One of the ongoing truths about being on the road is that travelers who ask for help are rarely turned down, whether for directions or a suggestion on where to buy something. Kindness, I think, is built into everyone’s soul.

There are people who are reluctant to ask for help, and I understand that. But as I have aged — gracefully sometimes, gracelessly more often — I have more often come to believe in what I learned from P.M. Forni, a professor of romance languages at Johns Hopkins. That was his day job. His other job was co-founder of the Civility Initiative, as it was later called, which aimed to help integrate good manners and common sense into everyday living.

I was sorry to learn he died two years ago. My interviews with him were life-altering and helped me frame such issues as “air rage” in the proper light. He told me this story in one of those interviews as he recounted his forays into elementary classrooms to impart his knowledge.

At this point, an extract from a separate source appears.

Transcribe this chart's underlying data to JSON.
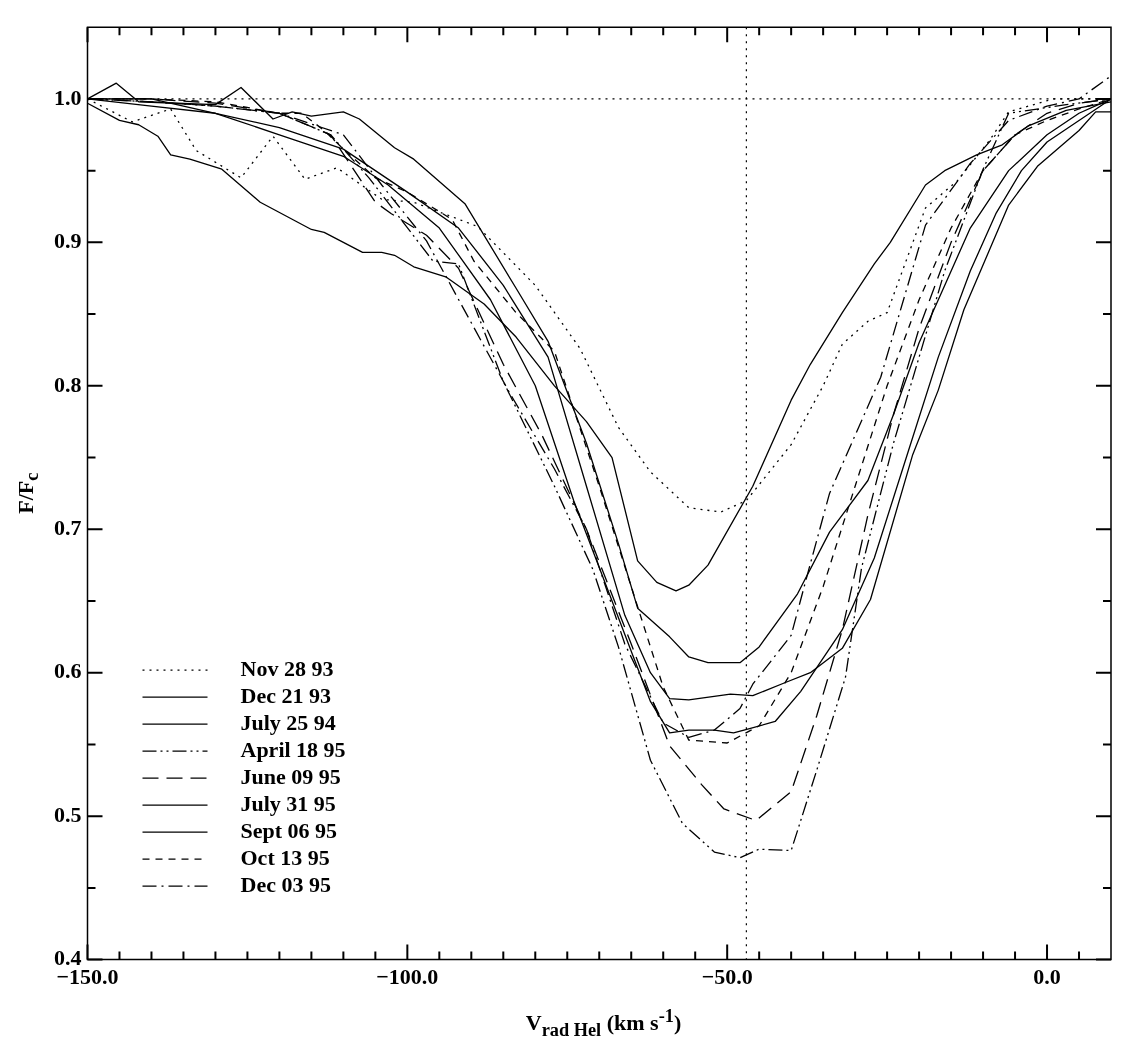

He would pose this scenario to the children: A cat comes into the room and you begin to stroke it. Now what happens? All hands would shoot up and there would be shouts of “The cat starts to purr,” which he said was absolutely correct.

Then he would ask, “What happens to you?” A little girl — he said it was almost always a girl — would raise her hand and say, “You feel good too.”

He let that sink in for a couple of moments before explaining to me that the person who asks for help is not the only one who benefits. The person who gives the help is rewarded too.

If you refuse to ask for help or won’t accept it because you feel as though you are imposing, you’re denying that other person a chance to feel the reward of doing good and, yes, being good.

A friend called Sunday while I was on another call and left me a message saying she was sewing face masks; did I want one? I had worn a scarf over my nose and mouth the day before; it was OK, but I had to keep messing with it. (I wore this while I was picking up supplies at the drugstore for making masks; surgical pads and hair elastics will work OK.) I hesitated.

I’m still such a dope about asking for help that it was hard to say, “Yes, I’d like a mask. Thank you.” When she answered the phone, I did my best “Fiddler on the Roof” impression, singing, “Mask maker, mask maker, make me a mask!” Somehow it then was easier to say yes, please, I’d like a mask.

I am glad to have the mask, and I hope she, like Forni’s cat, feels good too.

In these troubled times, we are all travelers trying to find our way.

Wherever you are, be safe and well, and when you next are on the road, accept kindness as a reaffirmation of the world that awaits us. And be sure to tell us about it when we welcome you home.